To sum up, the conference session and the following papers published in this special issues focused on how to digitally transform cultural heritage into a data-driven discipline and fully implement the FAIR data principles in its practice. The AriadnePlus project, one of the major EU funded initiatives, is currently implementing its repository based on these principles. A need to further develop the R component of the FAIR principles, through theoretical, methodological and epistemological research was proposed by (Niccolucci. Consequently, formally expressing data quality, through modelling its provenance and modelling the hypotheses and results generated from analyzing the data was identified as a pre-requisite of this process of data FAIR-ification (Hermon), while Figuera suggests to adopt a fuzzy sets theory approach to express ambiguity and uncertainty of data. In order to model the research reasoning process in Cultural Heritage, Constantopoulos suggests to use Scholarly Ontology, Doerr proposes to define the CRMinf model, an extension of CIDOC-CRM aimed at modelling archaeological inferences, while Marlet recommends to adopt a logicist approach (following the works of Jean Claude Gardin) to enhance the reliability of the published archaeological data. Finally, Barbuti suggests to extend the R data principle in order to more correctly capture the essence of Cultural Heritage and its digital components.

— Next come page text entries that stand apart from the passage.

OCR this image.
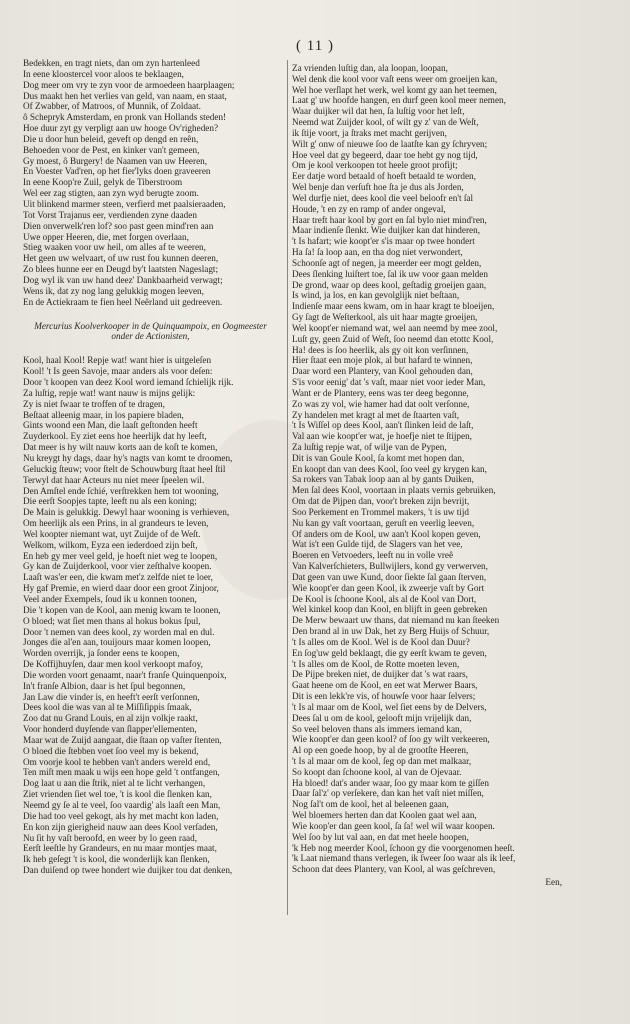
( 11 )
Bedekken, en tragt niets, dan om zyn hartenleed
In eene kloostercel voor aloos te beklaagen,
Dog meer om vry te zyn voor de armoedeen haarplaagen;
Dus maakt hen het verlies van geld, van naam, en staat,
Of Zwabber, of Matroos, of Munnik, of Zoldaat.
ô Schepryk Amsterdam, en pronk van Hollands steden!
Hoe duur zyt gy verpligt aan uw hooge Ov'righeden?
Die u door hun beleid, geveft op dengd en reên,
Behoeden voor de Pest, en kinker van't gemeen,
Gy moest, ô Burgery! de Naamen van uw Heeren,
En Voester Vad'ren, op het fier'lyks doen graveeren
In eene Koop're Zuil, gelyk de Tiberstroom
Wel eer zag stigten, aan zyn wyd berugte zoom.
Uit blinkend marmer steen, verfierd met paalsieraaden,
Tot Vorst Trajanus eer, verdienden zyne daaden
Dien onverwelk'ren lof? soo past geen mind'ren aan
Uwe opper Heeren, die, met forgen overlaan,
Stieg waaken voor uw heil, om alles af te weeren,
Het geen uw welvaart, of uw rust fou kunnen deeren,
Zo blees hunne eer en Deugd by't laatsten Nageslagt;
Dog wyl ik van uw hand deez' Dankbaarheid verwagt;
Wens ik, dat zy nog lang gelukkig mogen leeven,
En de Actiekraam te fien heel Neêrland uit gedreeven.
Mercurius Koolverkooper in de Quinquampoix, en Oogmeester onder de Actionisten,
Kool, haal Kool! Repje wat! want hier is uitgeleſen
Kool! 't Is geen Savoje, maar anders als voor deſen:
Door 't koopen van deez Kool word iemand ſchielijk rijk.
Za luſtig, repje wat! want nauw is mijns gelijk:
Zy is niet ſwaar te troffen of te dragen,
Beſtaat alleenig maar, in los papiere bladen,
Gints woond een Man, die laaſt geſtonden heeft
Zuyderkool. Ey ziet eens hoe heerlijk dat hy leeft,
Dat meer is hy wilt nauw korts aan de koſt te komen,
Nu kreygt hy dags, daar hy's nagts van komt te droomen,
Geluckig ſteuw; voor ſtelt de Schouwburg ſtaat heel ſtil
Terwyl dat haar Acteurs nu niet meer ſpeelen wil.
Den Amſtel ende ſchié, verſtrekken hem tot wooning,
Die eerſt Soopjes tapte, leeft nu als een koning;
De Main is gelukkig. Dewyl haar wooning is verhieven,
Om heerlijk als een Prins, in al grandeurs te leven,
Wel koopter niemant wat, uyt Zuijde of de Weſt.
Welkom, wilkom, Eyza een iederdoed zijn beſt,
En heb gy mer veel geld, je hoeft niet weg te loopen,
Gy kan de Zuijderkool, voor vier zeſthalve koopen.
Laaſt was'er een, die kwam met'z zelfde niet te loer,
Hy gaf Premie, en wierd daar door een groot Zinjoor,
Veel ander Exempels, ſoud ik u konnen toonen,
Die 't kopen van de Kool, aan menig kwam te loonen,
O bloed; wat ſiet men thans al hokus bokus ſpul,
Door 't nemen van dees kool, zy worden mal en dul.
Jonges die al'en aan, touijours maar komen loopen,
Worden overrijk, ja ſonder eens te koopen,
De Koffijhuyſen, daar men kool verkoopt mafoy,
Die worden voort genaamt, naar't franſe Quinquenpoix,
In't franſe Albion, daar is het ſpul begonnen,
Jan Law die vinder is, en heeft't eerſt verſonnen,
Dees kool die was van al te Miſſiſippis ſmaak,
Zoo dat nu Grand Louis, en al zijn volkje raakt,
Voor honderd duyſende van ſlapper'ellementen,
Maar wat de Zuijd aangaat, die ſtaan op vaſter ſtenten,
O bloed die ſtebben voet ſoo veel my is bekend,
Om voorje kool te hebben van't anders wereld end,
Ten miſt men maak u wijs een hope geld 't ontfangen,
Dog laat u aan die ſtrik, niet al te licht verhangen,
Ziet vrienden ſiet wel toe, 't is kool die ſlenken kan,
Neemd gy ſe al te veel, ſoo vaardig' als laaſt een Man,
Die had too veel gekogt, als hy met macht kon laden,
En kon zijn gierigheid nauw aan dees Kool verſaden,
Nu ſit hy vaſt beroofd, en weer by lo geen raad,
Eerſt leeſtle hy Grandeurs, en nu maar montjes maat,
Ik heb geſegt 't is kool, die wonderlijk kan ſlenken,
Dan duiſend op twee hondert wie duijker tou dat denken,
Za vrienden luſtig dan, ala loopan, loopan,
Wel denk die kool voor vaſt eens weer om groeijen kan,
Wel hoe verſlapt het werk, wel komt gy aan het teemen,
Laat g' uw hoofde hangen, en durf geen kool meer nemen,
Waar duijker wil dat hen, ſa luſtig voor het leſt,
Neemd wat Zuijder kool, of wilt gy z' van de Weſt,
ik ſtije voort, ja ſtraks met macht gerijven,
Wilt g' onw of nieuwe ſoo de laatſte kan gy ſchryven;
Hoe veel dat gy begeerd, daar toe hebt gy nog tijd,
Om je kool verkoopen tot heele groot profijt;
Eer datje word betaald of hoeft betaald te worden,
Wel benje dan verſuft hoe ſta je dus als Jorden,
Wel durfje niet, dees kool die veel beloofr en't ſal
Houde, 't en zy en ramp of ander ongeval,
Haar treft haar kool by gort en ſal bylo niet mind'ren,
Maar indienſe ſlenkt. Wie duijker kan dat hinderen,
't Is hafart; wie koopt'er s'is maar op twee hondert
Ha ſa! ſa loop aan, en tha dog niet verwondert,
Schoonſe agt of negen, ja meerder eer mogt gelden,
Dees ſlenking luiſtert toe, ſal ik uw voor gaan melden
De grond, waar op dees kool, geſtadig groeijen gaan,
Is wind, ja los, en kan gevolglijk niet beſtaan,
Indienſe maar eens kwam, om in haar kragt te bloeijen,
Gy ſagt de Weſterkool, als uit haar magte groeijen,
Wel koopt'er niemand wat, wel aan neemd by mee zool,
Luſt gy, geen Zuid of Weſt, ſoo neemd dan etottc Kool,
Ha! dees is ſoo heerlik, als gy oit kon verſinnen,
Hier ſtaat een moje plok, al but hafard te winnen,
Daar word een Plantery, van Kool gehouden dan,
S'is voor eenig' dat 's vaſt, maar niet voor ieder Man,
Want er de Plantery, eens was ter deeg begonne,
Zo was zy vol, wie hamer had dat oolt verſonne,
Zy handelen met kragt al met de ſtaarten vaſt,
't Is Wiſſel op dees Kool, aan't ſlinken leid de laſt,
Val aan wie koopt'er wat, je hoefje niet te ſtijpen,
Za luſtig repje wat, of wilje van de Pypen,
Dit is van Goule Kool, ſa komt met hopen dan,
En koopt dan van dees Kool, ſoo veel gy krygen kan,
Sa rokers van Tabak loop aan al by gants Duiken,
Men ſal dees Kool, voortaan in plaats vernis gebruiken,
Om dat de Pijpen dan, voor't breken zijn bevrijt,
Soo Perkement en Trommel makers, 't is uw tijd
Nu kan gy vaſt voortaan, geruſt en veerlig leeven,
Of anders om de Kool, uw aan't Kool kopen geven,
Wat is't een Gulde tijd, de Slagers van het vee,
Boeren en Vetvoeders, leeft nu in volle vreê
Van Kalverſchieters, Bullwijlers, kond gy verwerven,
Dat geen van uwe Kund, door ſiekte ſal gaan ſterven,
Wie koopt'er dan geen Kool, ik zweerje vaſt by Gort
De Kool is ſchoone Kool, als al de Kool van Dort,
Wel kinkel koop dan Kool, en blijft in geen gebreken
De Merw bewaart uw thans, dat niemand nu kan ſteeken
Den brand al in uw Dak, het zy Berg Huijs of Schuur,
't Is alles om de Kool. Wel is de Kool dan Duur?
En ſog'uw geld beklaagt, die gy eerſt kwam te geven,
't Is alles om de Kool, de Rotte moeten leven,
De Pijpe breken niet, de duijker dat 's wat raars,
Gaat heene om de Kool, en eet wat Merwer Baars,
Dit is een lekk're vis, of houwſe voor haar ſelvers;
't Is al maar om de Kool, wel ſiet eens by de Delvers,
Dees ſal u om de kool, gelooft mijn vrijelijk dan,
So veel beloven thans als immers iemand kan,
Wie koopt'er dan geen kool? of ſoo gy wilt verkeeren,
Al op een goede hoop, by al de grootſte Heeren,
't Is al maar om de kool, ſeg op dan met malkaar,
So koopt dan ſchoone kool, al van de Ojevaar.
Ha bloed! dat's ander waar, ſoo gy maar kom te giſſen
Daar ſal'z' op verſekere, dan kan het vaſt niet miſſen,
Nog ſal't om de kool, het al beleenen gaan,
Wel bloemers herten dan dat Koolen gaat wel aan,
Wie koop'er dan geen kool, ſa ſa! wel wil waar koopen.
Wel ſoo by lut val aan, en dat met heele hoopen,
'k Heb nog meerder Kool, ſchoon gy die voorgenomen heeſt.
'k Laat niemand thans verlegen, ik ſweer ſoo waar als ik leef,
Schoon dat dees Plantery, van Kool, al was geſchreven,
Een,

Several case-studies were presented as well, where CIDOC-CRM was applied in order to monitor movement of paintings within the various departments of the national gallery in London, UK (Padfield), integration of excavation data sets with monuments registries and museum collections (Ore) and the process of FAIR-ification of archaeological data (Hiebel et al). Finally, Felicetti et al. present a model and related system for representing Heritage Science data using the CRM, in order to achieve the needed interoperability of such data, while Vassallo and Felicetti propose to apply ontological solutions for integration of cross-disciplines data, while taking into consideration the FAIR principles as well.